Jorge E. Cortes, MD: I’d like to make a couple observations. One is the duration of deep molecular response. I think that we’re starting to differentiate between the minimum requirement and the optimal requirement, just like we have for the response, the optimal versus the warning. The 2-year was the initial criteria set by these studies and it works, so that’s good. But we learned in our series that we’ve published earlier, and we updated recently at ASH, the patients who have a 5-year duration of MR4.5 or longer, they have a very low risk of relapse after treatment discontinuation, about 10% to 15%. So, I think that underscores that duration as an important factor, the longer, the better.

The other question is the level of response. And as mentioned, the earlier studies went to even 5 logs, and then 4.5, and other studies with 4. It’s difficult to assess because there are subtleties between one study and the other and how to tell. But when I look at the data of the bigger studies, for example, the STIM and then the EURO-SKI, the EURO-SKI is 4 logs. And I see 2 things that are a little different than the STIM. One is that the curve has continued to drop little by little, but it has continued to drop, whereas the STIM has appeared to reach that plateau where there has been a relapse after 2 years, I believe, or something like that.

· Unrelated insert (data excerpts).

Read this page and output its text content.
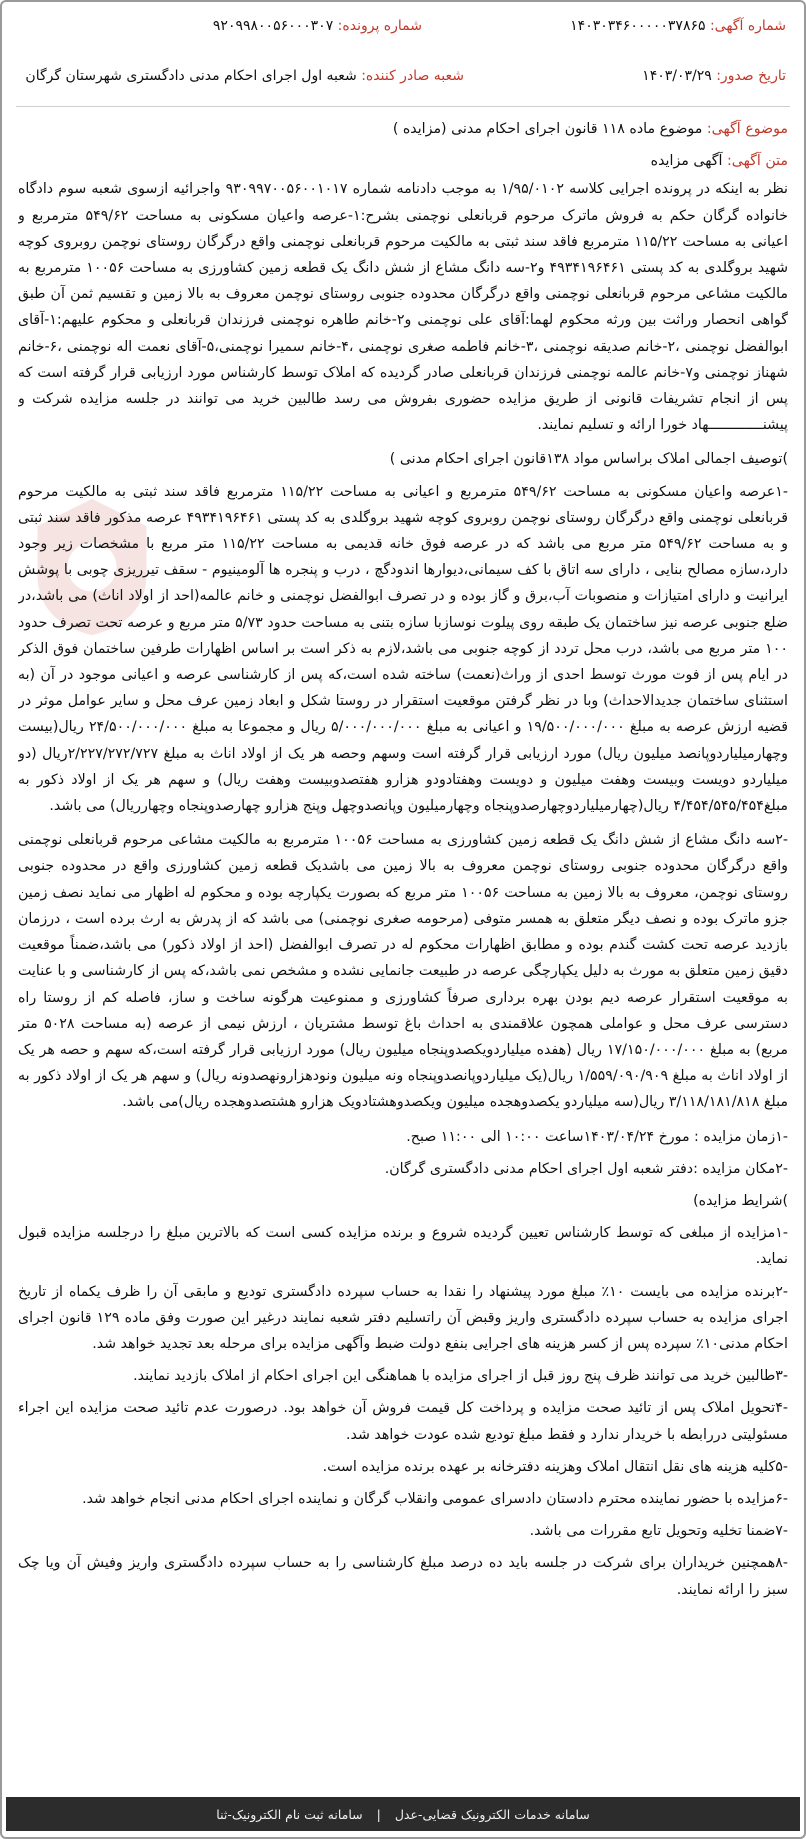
شماره آگهی: ۱۴۰۳۰۳۴۶۰۰۰۰۰۳۷۸۶۵
شماره پرونده: ۹۲۰۹۹۸۰۰۵۶۰۰۰۳۰۷
تاریخ صدور: ۱۴۰۳/۰۳/۲۹
شعبه صادر کننده: شعبه اول اجرای احکام مدنی دادگستری شهرستان گرگان

موضوع آگهی: موضوع ماده ۱۱۸ قانون اجرای احکام مدنی (مزایده )

متن آگهی: آگهی مزایده

نظر به اینکه در پرونده اجرایی کلاسه ۱/۹۵/۰۱۰۲ به موجب دادنامه شماره ۹۳۰۹۹۷۰۰۵۶۰۰۱۰۱۷ واجرائیه ازسوی شعبه سوم دادگاه خانواده گرگان حکم به فروش ماترک مرحوم قربانعلی نوچمنی بشرح:۱-عرصه واعیان مسکونی به مساحت ۵۴۹/۶۲ مترمربع و اعیانی به مساحت ۱۱۵/۲۲ مترمربع فاقد سند ثبتی به مالکیت مرحوم قربانعلی نوچمنی واقع درگرگان روستای نوچمن روبروی کوچه شهید بروگلدی به کد پستی ۴۹۳۴۱۹۶۴۶۱ و۲-سه دانگ مشاع از شش دانگ یک قطعه زمین کشاورزی به مساحت ۱۰۰۵۶ مترمربع به مالکیت مشاعی مرحوم قربانعلی نوچمنی واقع درگرگان محدوده جنوبی روستای نوچمن معروف به بالا زمین و تقسیم ثمن آن طبق گواهی انحصار وراثت بین ورثه محکوم لهما:آقای علی نوچمنی و۲-خانم طاهره نوچمنی فرزندان قربانعلی و محکوم علیهم:۱-آقای ابوالفضل نوچمنی ،۲-خانم صدیقه نوچمنی ،۳-خانم فاطمه صغری نوچمنی ،۴-خانم سمیرا نوچمنی،۵-آقای نعمت اله نوچمنی ،۶-خانم شهناز نوچمنی و۷-خانم عالمه نوچمنی فرزندان قربانعلی صادر گردیده که املاک توسط کارشناس مورد ارزیابی قرار گرفته است که پس از انجام تشریفات قانونی از طریق مزایده حضوری بفروش می رسد طالبین خرید می توانند در جلسه مزایده شرکت و پیشنـــــــــــــهاد خورا ارائه و تسلیم نمایند.

)توصیف اجمالی املاک براساس مواد ۱۳۸قانون اجرای احکام مدنی )

-۱عرصه واعیان مسکونی به مساحت ۵۴۹/۶۲ مترمربع و اعیانی به مساحت ۱۱۵/۲۲ مترمربع فاقد سند ثبتی به مالکیت مرحوم قربانعلی نوچمنی واقع درگرگان روستای نوچمن روبروی کوچه شهید بروگلدی به کد پستی ۴۹۳۴۱۹۶۴۶۱ عرصه مذکور فاقد سند ثبتی و به مساحت ۵۴۹/۶۲ متر مربع می باشد که در عرصه فوق خانه قدیمی به مساحت ۱۱۵/۲۲ متر مربع با مشخصات زیر وجود دارد،سازه مصالح بنایی ، دارای سه اتاق با کف سیمانی،دیوارها اندودگچ ، درب و پنجره ها آلومینیوم - سقف تیرریزی چوبی با پوشش ایرانیت و دارای امتیازات و منصوبات آب،برق و گاز بوده و در تصرف ابوالفضل نوچمنی و خانم عالمه(احد از اولاد اناث) می باشد،در ضلع جنوبی عرصه نیز ساختمان یک طبقه روی پیلوت نوسازبا سازه بتنی به مساحت حدود ۵/۷۳ متر مربع و عرصه تحت تصرف حدود ۱۰۰ متر مربع می باشد، درب محل تردد از کوچه جنوبی می باشد،لازم به ذکر است بر اساس اظهارات طرفین ساختمان فوق الذکر در ایام پس از فوت مورث توسط احدی از وراث(نعمت) ساخته شده است،که پس از کارشناسی عرصه و اعیانی موجود در آن (به استثنای ساختمان جدیدالاحداث) وبا در نظر گرفتن موقعیت استقرار در روستا شکل و ابعاد زمین عرف محل و سایر عوامل موثر در قضیه ارزش عرصه به مبلغ ۱۹/۵۰۰/۰۰۰/۰۰۰ و اعیانی به مبلغ ۵/۰۰۰/۰۰۰/۰۰۰ ریال و مجموعا به مبلغ ۲۴/۵۰۰/۰۰۰/۰۰۰ ریال(بیست وچهارمیلیاردوپانصد میلیون ریال) مورد ارزیابی قرار گرفته است وسهم وحصه هر یک از اولاد اناث به مبلغ ۲/۲۲۷/۲۷۲/۷۲۷ریال (دو میلیاردو دویست وبیست وهفت میلیون و دویست وهفتادودو هزارو هفتصدوبیست وهفت ریال) و سهم هر یک از اولاد ذکور به مبلغ۴/۴۵۴/۵۴۵/۴۵۴ ریال(چهارمیلیاردوچهارصدوپنجاه وچهارمیلیون وپانصدوچهل وپنج هزارو چهارصدوپنجاه وچهارریال) می باشد.

-۲سه دانگ مشاع از شش دانگ یک قطعه زمین کشاورزی به مساحت ۱۰۰۵۶ مترمربع به مالکیت مشاعی مرحوم قربانعلی نوچمنی واقع درگرگان محدوده جنوبی روستای نوچمن معروف به بالا زمین می باشدیک قطعه زمین کشاورزی واقع در محدوده جنوبی روستای نوچمن، معروف به بالا زمین به مساحت ۱۰۰۵۶ متر مربع که بصورت یکپارچه بوده و محکوم له اظهار می نماید نصف زمین جزو ماترک بوده و نصف دیگر متعلق به همسر متوفی (مرحومه صغری نوچمنی) می باشد که از پدرش به ارث برده است ، درزمان بازدید عرصه تحت کشت گندم بوده و مطابق اظهارات محکوم له در تصرف ابوالفضل (احد از اولاد ذکور) می باشد،ضمناً موقعیت دقیق زمین متعلق به مورث به دلیل یکپارچگی عرصه در طبیعت جانمایی نشده و مشخص نمی باشد،که پس از کارشناسی و با عنایت به موقعیت استقرار عرصه دیم بودن بهره برداری صرفاً کشاورزی و ممنوعیت هرگونه ساخت و ساز، فاصله کم از روستا راه دسترسی عرف محل و عواملی همچون علاقمندی به احداث باغ توسط مشتریان ، ارزش نیمی از عرصه (به مساحت ۵۰۲۸ متر مربع) به مبلغ ۱۷/۱۵۰/۰۰۰/۰۰۰ ریال (هفده میلیاردویکصدوپنجاه میلیون ریال) مورد ارزیابی قرار گرفته است،که سهم و حصه هر یک از اولاد اناث به مبلغ ۱/۵۵۹/۰۹۰/۹۰۹ ریال(یک میلیاردوپانصدوپنجاه ونه میلیون ونودهزارونهصدونه ریال) و سهم هر یک از اولاد ذکور به مبلغ ۳/۱۱۸/۱۸۱/۸۱۸ ریال(سه میلیاردو یکصدوهجده میلیون ویکصدوهشتادویک هزارو هشتصدوهجده ریال)می باشد.

-۱زمان مزایده : مورخ ۱۴۰۳/۰۴/۲۴ساعت ۱۰:۰۰ الی ۱۱:۰۰ صبح.

-۲مکان مزایده :دفتر شعبه اول اجرای احکام مدنی دادگستری گرگان.

)شرایط مزایده)

-۱مزایده از مبلغی که توسط کارشناس تعیین گردیده شروع و برنده مزایده کسی است که بالاترین مبلغ را درجلسه مزایده قبول نماید.

-۲برنده مزایده می بایست ۱۰٪ مبلغ مورد پیشنهاد را نقدا به حساب سپرده دادگستری تودیع و مابقی آن را ظرف یکماه از تاریخ اجرای مزایده به حساب سپرده دادگستری واریز وقبض آن راتسلیم دفتر شعبه نمایند درغیر این صورت وفق ماده ۱۲۹ قانون اجرای احکام مدنی۱۰٪ سپرده پس از کسر هزینه های اجرایی بنفع دولت ضبط وآگهی مزایده برای مرحله بعد تجدید خواهد شد.

-۳طالبین خرید می توانند ظرف پنج روز قبل از اجرای مزایده با هماهنگی این اجرای احکام از املاک بازدید نمایند.

-۴تحویل املاک پس از تائید صحت مزایده و پرداخت کل قیمت فروش آن خواهد بود. درصورت عدم تائید صحت مزایده این اجراء مسئولیتی دررابطه با خریدار ندارد و فقط مبلغ تودیع شده عودت خواهد شد.

-۵کلیه هزینه های نقل انتقال املاک وهزینه دفترخانه بر عهده برنده مزایده است.

-۶مزایده با حضور نماینده محترم دادستان دادسرای عمومی وانقلاب گرگان و نماینده اجرای احکام مدنی انجام خواهد شد.

-۷ضمنا تخلیه وتحویل تابع مقررات می باشد.

-۸همچنین خریداران برای شرکت در جلسه باید ده درصد مبلغ کارشناسی را به حساب سپرده دادگستری واریز وفیش آن ویا چک سبز را ارائه نمایند.

سامانه خدمات الکترونیک قضایی-عدل
|
سامانه ثبت نام الکترونیک-ثنا
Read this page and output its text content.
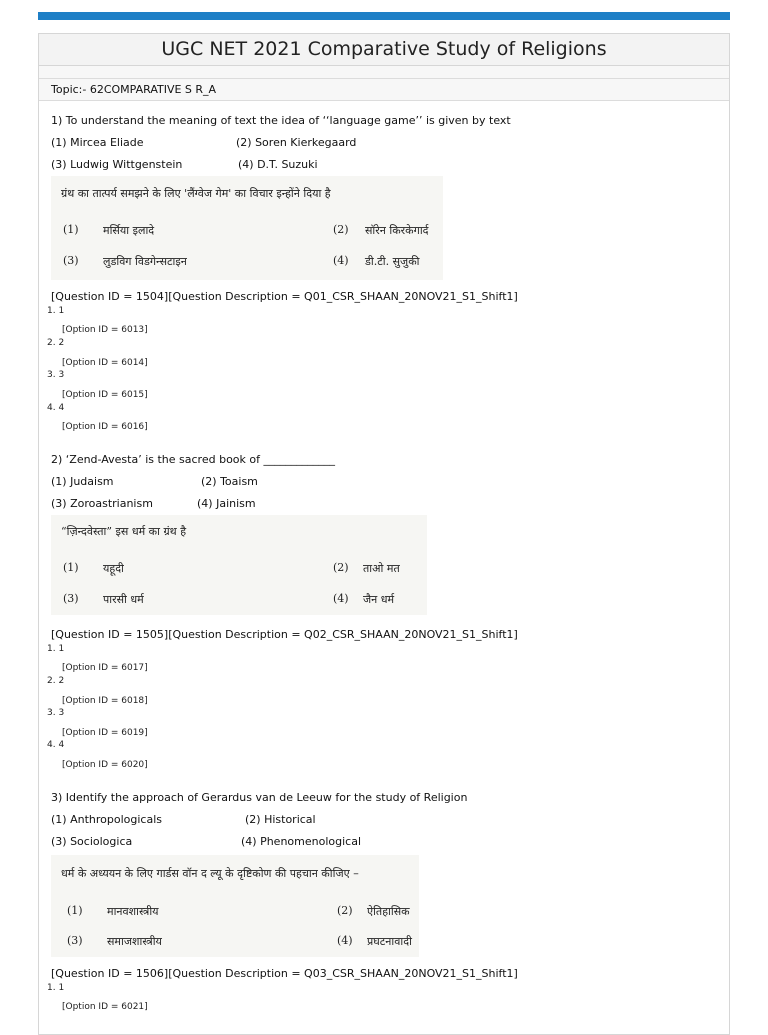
UGC NET 2021 Comparative Study of Religions
Topic:- 62COMPARATIVE S R_A
1) To understand the meaning of text the idea of ‘‘language game’’ is given by text
(1) Mircea Eliade	(2) Soren Kierkegaard
(3) Ludwig Wittgenstein	(4) D.T. Suzuki
ग्रंथ का तात्पर्य समझने के लिए 'लैंग्वेज गेम' का विचार इन्होंने दिया है
(1) मर्सिया इलादे	(2) सॉरेन किरकेगार्द
(3) लुडविग विडगेन्सटाइन	(4) डी.टी. सुजुकी
[Question ID = 1504][Question Description = Q01_CSR_SHAAN_20NOV21_S1_Shift1]
1. 1
[Option ID = 6013]
2. 2
[Option ID = 6014]
3. 3
[Option ID = 6015]
4. 4
[Option ID = 6016]
2) ‘Zend-Avesta’ is the sacred book of _____________
(1) Judaism	(2) Toaism
(3) Zoroastrianism	(4) Jainism
“ज़िन्दवेस्ता” इस धर्म का ग्रंथ है
(1) यहूदी	(2) ताओ मत
(3) पारसी धर्म	(4) जैन धर्म
[Question ID = 1505][Question Description = Q02_CSR_SHAAN_20NOV21_S1_Shift1]
1. 1
[Option ID = 6017]
2. 2
[Option ID = 6018]
3. 3
[Option ID = 6019]
4. 4
[Option ID = 6020]
3) Identify the approach of Gerardus van de Leeuw for the study of Religion
(1) Anthropologicals	(2) Historical
(3) Sociologica	(4) Phenomenological
धर्म के अध्ययन के लिए गार्डस वॉन द ल्यू के दृष्टिकोण की पहचान कीजिए –
(1) मानवशास्त्रीय	(2) ऐतिहासिक
(3) समाजशास्त्रीय	(4) प्रघटनावादी
[Question ID = 1506][Question Description = Q03_CSR_SHAAN_20NOV21_S1_Shift1]
1. 1
[Option ID = 6021]
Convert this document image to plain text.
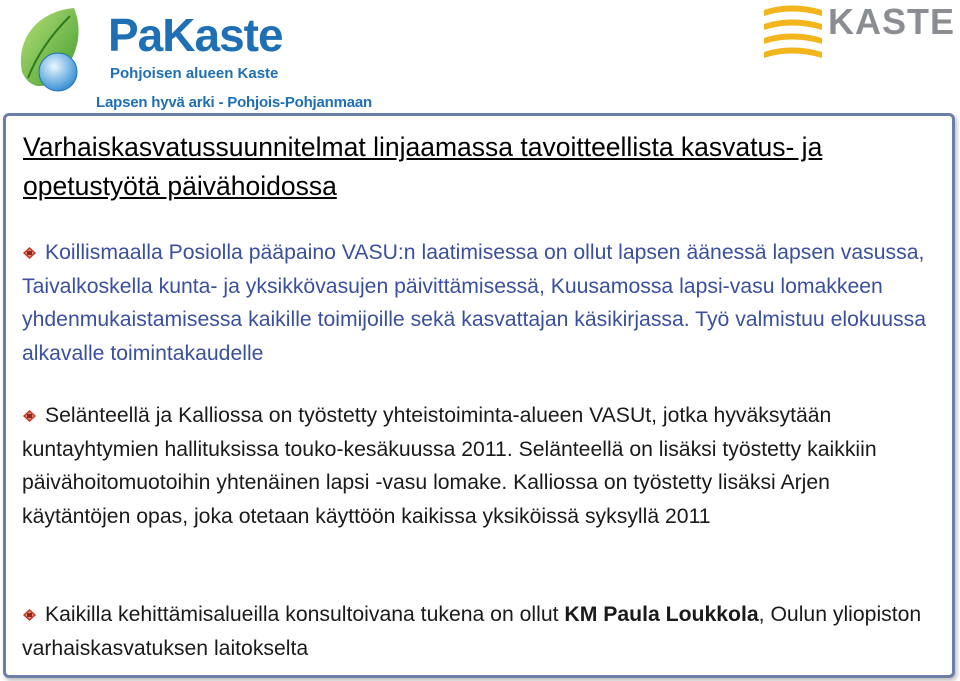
PaKaste
Pohjoisen alueen Kaste
Lapsen hyvä arki - Pohjois-Pohjanmaan
KASTE
Varhaiskasvatussuunnitelmat linjaamassa tavoitteellista kasvatus- ja opetustyötä päivähoidossa

Koillismaalla Posiolla pääpaino VASU:n laatimisessa on ollut lapsen äänessä lapsen vasussa, Taivalkoskella kunta- ja yksikkövasujen päivittämisessä, Kuusamossa lapsi-vasu lomakkeen yhdenmukaistamisessa kaikille toimijoille sekä kasvattajan käsikirjassa. Työ valmistuu elokuussa alkavalle toimintakaudelle

Selänteellä ja Kalliossa on työstetty yhteistoiminta-alueen VASUt, jotka hyväksytään kuntayhtymien hallituksissa touko-kesäkuussa 2011. Selänteellä on lisäksi työstetty kaikkiin päivähoitomuotoihin yhtenäinen lapsi -vasu lomake. Kalliossa on työstetty lisäksi Arjen käytäntöjen opas, joka otetaan käyttöön kaikissa yksiköissä syksyllä 2011

Kaikilla kehittämisalueilla konsultoivana tukena on ollut KM Paula Loukkola, Oulun yliopiston varhaiskasvatuksen laitokselta
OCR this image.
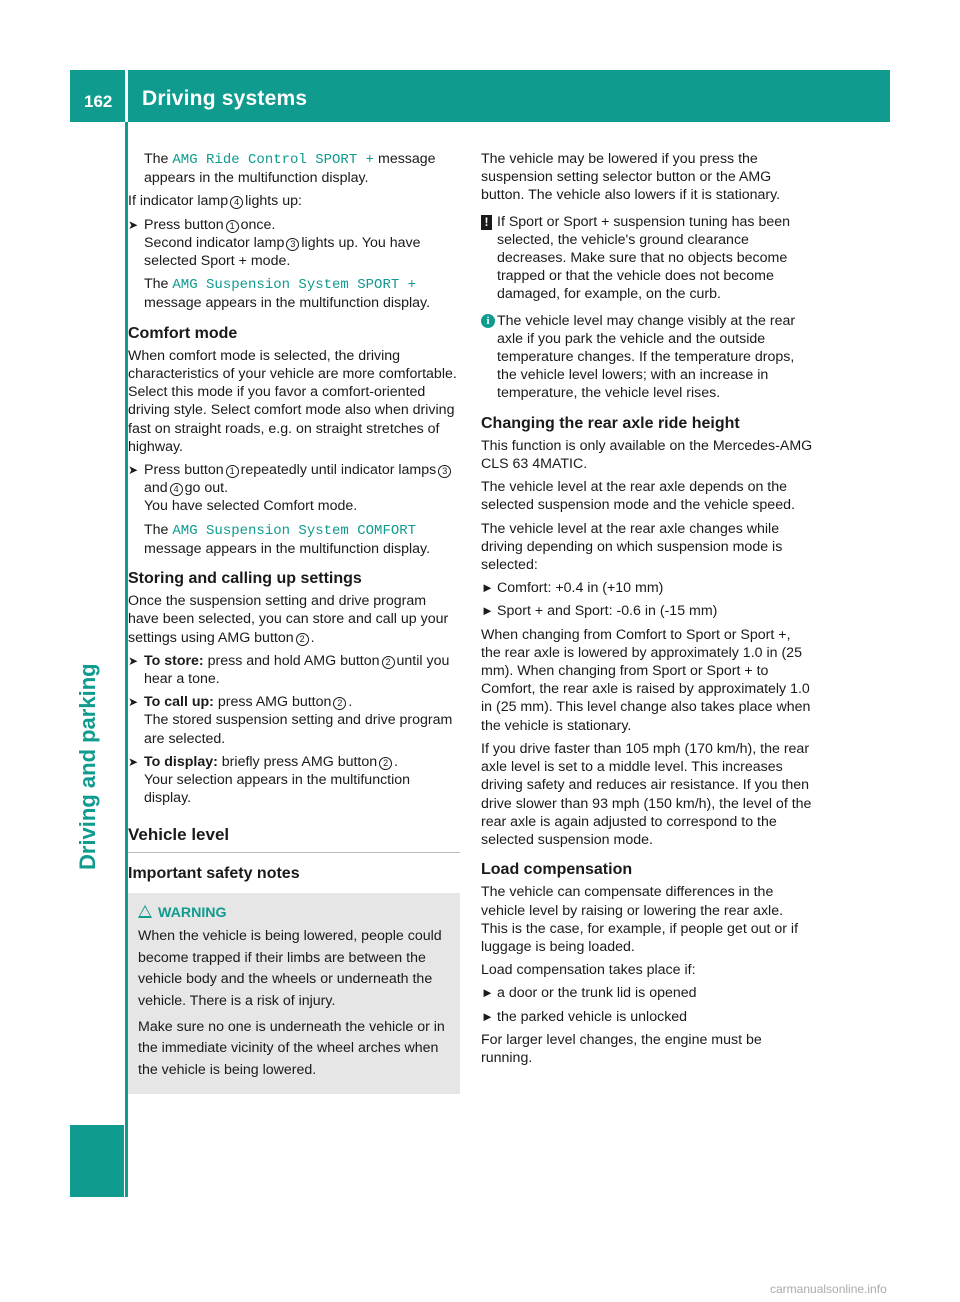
162 Driving systems
Driving and parking

The AMG Ride Control SPORT + message appears in the multifunction display.

If indicator lamp 4 lights up:

➤ Press button 1 once.
Second indicator lamp 3 lights up. You have selected Sport + mode.
The AMG Suspension System SPORT + message appears in the multifunction display.
Comfort mode

When comfort mode is selected, the driving characteristics of your vehicle are more comfortable. Select this mode if you favor a comfort-oriented driving style. Select comfort mode also when driving fast on straight roads, e.g. on straight stretches of highway.

➤ Press button 1 repeatedly until indicator lamps 3and 4 go out.
You have selected Comfort mode.
The AMG Suspension System COMFORT message appears in the multifunction display.
Storing and calling up settings

Once the suspension setting and drive program have been selected, you can store and call up your settings using AMG button 2 .

➤ To store: press and hold AMG button 2 until you hear a tone.
➤ To call up: press AMG button 2 .
The stored suspension setting and drive program are selected.
➤ To display: briefly press AMG button 2 .
Your selection appears in the multifunction display.
Vehicle level
Important safety notes
WARNING

When the vehicle is being lowered, people could become trapped if their limbs are between the vehicle body and the wheels or underneath the vehicle. There is a risk of injury.

Make sure no one is underneath the vehicle or in the immediate vicinity of the wheel arches when the vehicle is being lowered.

The vehicle may be lowered if you press the suspension setting selector button or the AMG button. The vehicle also lowers if it is stationary.

! If Sport or Sport + suspension tuning has been selected, the vehicle's ground clearance decreases. Make sure that no objects become trapped or that the vehicle does not become damaged, for example, on the curb.
i The vehicle level may change visibly at the rear axle if you park the vehicle and the outside temperature changes. If the temperature drops, the vehicle level lowers; with an increase in temperature, the vehicle level rises.
Changing the rear axle ride height

This function is only available on the Mercedes-AMG CLS 63 4MATIC.

The vehicle level at the rear axle depends on the selected suspension mode and the vehicle speed.

The vehicle level at the rear axle changes while driving depending on which suspension mode is selected:

► Comfort: +0.4 in (+10 mm)
► Sport + and Sport: -0.6 in (-15 mm)

When changing from Comfort to Sport or Sport +, the rear axle is lowered by approximately 1.0 in (25 mm). When changing from Sport or Sport + to Comfort, the rear axle is raised by approximately 1.0 in (25 mm). This level change also takes place when the vehicle is stationary.

If you drive faster than 105 mph (170 km/h), the rear axle level is set to a middle level. This increases driving safety and reduces air resistance. If you then drive slower than 93 mph (150 km/h), the level of the rear axle is again adjusted to correspond to the selected suspension mode.

Load compensation

The vehicle can compensate differences in the vehicle level by raising or lowering the rear axle. This is the case, for example, if people get out or if luggage is being loaded.

Load compensation takes place if:

► a door or the trunk lid is opened
► the parked vehicle is unlocked

For larger level changes, the engine must be running.

carmanualsonline.info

Whereas the other one, little by little, has continued to drop. And the other thing is that it has dropped a little bit below the 50%, whereas the STIM is sitting at around 60%. So, I’m extrapolating, but I think that I feel more comfortable with 4.5.

And particularly, do you do this in clinical trials or you do it in standard practice? I think that if you’re going to do it in standard practice, I prefer to stick into the more established conventional criteria. In clinical trials, I think it is a very worthy question, MR4, 1 year, 2 years. Now, I don’t have a doubt that we’re going to have patients who, with a lower level of response with a more superficial response and less durable, are going to be able to maintain the response, and we don’t understand why yet, by the way. But some are going to do it. But the question is, are we going to get to the same levels, globally, of responses? And that needs more follow-up, more studies.

Michael Mauro, MD: One other thing to mention that we learned in earlier studies was I don’t know if we have all of the pieces of the puzzle yet, and I think there may be something different about the patients who do or don’t relapse, irrespective of the CML, irrespective of the time and their depth of remission—being their immune system and their immune repertoire. So, I think that potentially needs further exploration and may give us the answer.

Harry P. Erba, MD: OK, guys. I do this every day, and you 2 have just given me a big headache because what I’ve heard is this is a goal of our therapy and we have all of these clinical trials. But the length, the duration that people have been on a TKI, the duration they’ve been in a deep response, how we define the deep response, and when you reinitiate therapy, these vary between all of these studies. And so, yes, we can do it. So, for the practicing clinician who wants to do this, we need to have some clear recommendations. The NCCN has some and quite honestly, one of them that I agree with is to get a second opinion from doctors who’ve done this. Your experience, Jorge, is remarkable. I mean, 200 patients stopping a TKI is similar to some studies that have added to the nilotinib label. So, getting that opinion from someone who does this all the time before just embarking on it, I think, might be very important.